Культура заговора : От убийства Кеннеди до «секретных материалов» (Найт) - страница 131

В «Степфордских женах» (роман экранизирован в 1975 году*[265]) показан милый американский городок, в котором живут образцовые домохозяйки, истинные носительницы тайны женственности, хотя и запоздавшие появиться на свет. В конце концов выясняется (в книге это выглядит не так однозначно, чем в фильме), что женщины выглядят и ведут себя как «женщины-роботы» как раз потому, что они на самом деле роботы. На приеме в саду с примерной домохозяйкой, сыгранной Нанет Ньюмен, случается неисправность, и она начинает без остановки повторять «я просто умру, если не узнаю этот рецепт!» Фокус раскрывается, когда подозрения главной героини подтверждаются: она ранит ножом свою лучшую подругу, а у той не идет кровь, потому что она оказывается роботом. Героиня узнает (правда, слишком поздно, чтобы спастись самой), что Ассоциация мужчин разработала и запустила программу по избавлению от настоящих жен, которые стали доставлять мужчинам слишком много хлопот и — ужас ужаса — призвали Бетти Фридан говорить от их лица. Взамен мужчины производят механических кукол, этакую диснеевскую версию прилежной домохозяйки, чтобы спереди побольше, а сзади поменьше, которая «слишком хороша, чтобы быть настоящей». Только эти домохозяйки действительно настоящие в описываемом в романе мире. Вновь паранойя главной героини подтверждается, и ее метафорические подозрения буквально материализуются: она обнаруживает, что на самом деле существует заговор с целью превращения женщин в домашних рабынь.[266]

Вместе с тем (по крайней мере, в книге) долгое время сохраняется вероятность того, что все это только параноидальные фантазии, героиня даже соглашается пойти к психоаналитику. Постоянно пересекая границу между метафорическим и фактическим, Левин играет на том, что проблему трудно описать с точки зрения заговора. Роман оставляет читателя, столкнув его с практически не разгадываемой головоломкой: если в реальном мире за пределами романа никакого заговора против женщин, организованного Ассоциацией мужчин, нет, то почему же все выглядит так, будто он существует?
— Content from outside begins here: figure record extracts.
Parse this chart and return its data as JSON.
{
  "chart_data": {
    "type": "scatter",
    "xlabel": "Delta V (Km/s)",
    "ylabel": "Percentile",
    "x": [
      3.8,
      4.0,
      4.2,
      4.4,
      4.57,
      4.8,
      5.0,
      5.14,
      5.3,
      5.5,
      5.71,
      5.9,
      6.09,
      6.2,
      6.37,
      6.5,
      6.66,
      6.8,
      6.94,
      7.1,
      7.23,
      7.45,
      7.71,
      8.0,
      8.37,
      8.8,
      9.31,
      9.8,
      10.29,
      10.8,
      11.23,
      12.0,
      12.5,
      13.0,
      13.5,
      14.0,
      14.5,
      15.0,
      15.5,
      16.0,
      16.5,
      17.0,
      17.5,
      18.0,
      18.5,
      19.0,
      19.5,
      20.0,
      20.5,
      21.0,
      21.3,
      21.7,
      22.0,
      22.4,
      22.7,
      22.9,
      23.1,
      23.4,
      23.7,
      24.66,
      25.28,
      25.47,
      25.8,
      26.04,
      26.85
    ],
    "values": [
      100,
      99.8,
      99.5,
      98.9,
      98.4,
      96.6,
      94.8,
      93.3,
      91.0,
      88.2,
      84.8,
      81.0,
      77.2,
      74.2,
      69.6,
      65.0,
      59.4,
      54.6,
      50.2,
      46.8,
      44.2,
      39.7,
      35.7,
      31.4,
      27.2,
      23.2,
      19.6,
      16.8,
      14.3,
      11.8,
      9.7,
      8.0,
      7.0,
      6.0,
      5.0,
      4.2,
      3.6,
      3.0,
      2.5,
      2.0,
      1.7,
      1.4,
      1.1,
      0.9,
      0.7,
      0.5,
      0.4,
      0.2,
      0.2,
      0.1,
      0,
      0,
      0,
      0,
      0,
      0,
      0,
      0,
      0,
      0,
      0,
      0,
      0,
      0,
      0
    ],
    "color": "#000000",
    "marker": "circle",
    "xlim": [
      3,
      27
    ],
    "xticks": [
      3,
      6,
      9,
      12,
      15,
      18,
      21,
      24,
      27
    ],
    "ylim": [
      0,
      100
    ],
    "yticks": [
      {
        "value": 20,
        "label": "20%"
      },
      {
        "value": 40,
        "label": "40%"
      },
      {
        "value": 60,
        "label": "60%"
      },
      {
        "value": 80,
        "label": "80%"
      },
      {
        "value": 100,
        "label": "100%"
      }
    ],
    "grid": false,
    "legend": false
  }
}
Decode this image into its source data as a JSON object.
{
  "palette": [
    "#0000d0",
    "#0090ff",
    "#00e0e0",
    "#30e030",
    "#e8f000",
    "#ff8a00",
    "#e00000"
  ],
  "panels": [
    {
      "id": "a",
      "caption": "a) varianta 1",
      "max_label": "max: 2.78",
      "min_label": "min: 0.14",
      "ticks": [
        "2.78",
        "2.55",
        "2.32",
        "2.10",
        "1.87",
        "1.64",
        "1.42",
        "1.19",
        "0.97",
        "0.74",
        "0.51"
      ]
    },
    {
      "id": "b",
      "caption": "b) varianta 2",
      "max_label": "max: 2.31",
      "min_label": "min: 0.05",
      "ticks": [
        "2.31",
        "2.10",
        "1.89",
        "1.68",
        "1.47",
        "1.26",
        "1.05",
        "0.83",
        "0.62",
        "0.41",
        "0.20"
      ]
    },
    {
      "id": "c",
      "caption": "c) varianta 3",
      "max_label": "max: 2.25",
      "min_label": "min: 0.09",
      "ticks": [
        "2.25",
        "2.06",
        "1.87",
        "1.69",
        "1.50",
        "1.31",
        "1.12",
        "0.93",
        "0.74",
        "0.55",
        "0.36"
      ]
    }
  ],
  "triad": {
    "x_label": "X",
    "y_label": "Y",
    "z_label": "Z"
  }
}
Роман не столько предлагает основанное на фактах объяснение тому, откуда у женщин берется ощущение клаустрофобии и паранойи, сколько указывает на недостаточность традиционных объяснений.

Язык заговора

В таких книгах, как «Тайна женственности» и появившихся вслед за ней многочисленных романах о «сумасшедших домохозяйках», стилистика заговора зависает между буквальным и метафорическим. Однако за то время, которое минуло с эпохи этих протофеминистских экспериментов, черты заговора в популярных феминистских текстах превратились в констатацию факта. В конце 1960-х годов отдельные феминистски настроенные авторы были заинтересованы не только в том, чтобы выразить свои психологические переживания, но и представить связное описание Того, Что Происходит На Самом Деле. Задача заключалась не столько в том, чтобы обозначить проблему, сколько в том, чтобы назвать угнетателя. Заговор и относящиеся к нему тропы стали предметом спора между различными феминистскими объединениями, выяснявшими, кого или что нужно винить в угнетении женщин. Чаще всего назывались три потенциальных виновника, выявленных в результате анализа эпохи: отдельные мужчины; женщины, ставшие сообщницами мужских организаций; «система». В конце 1960-х годов эти возможности были четко сформулированы, чему способствовало, например, формирование, дробление и изменение программ радикальных феминистских объединений, обозначавших точки расхождения в своих манифестах. Такие объединения, как «16-я бостонская ячейка» и «Феминистки Нью-Йорка», предпочитали рассуждать об ограничивающем женщин и интернализованном угнетении, используя такие выражения, как промывка мозгов, слежка за самой собой, проникновение, соучастие и двурушничество. Подобная терминология подходила для объяснения того, почему женщины соответствуют закрепившимся стереотипам, выставляющим их покорными и испытывающими чувство неполноценности.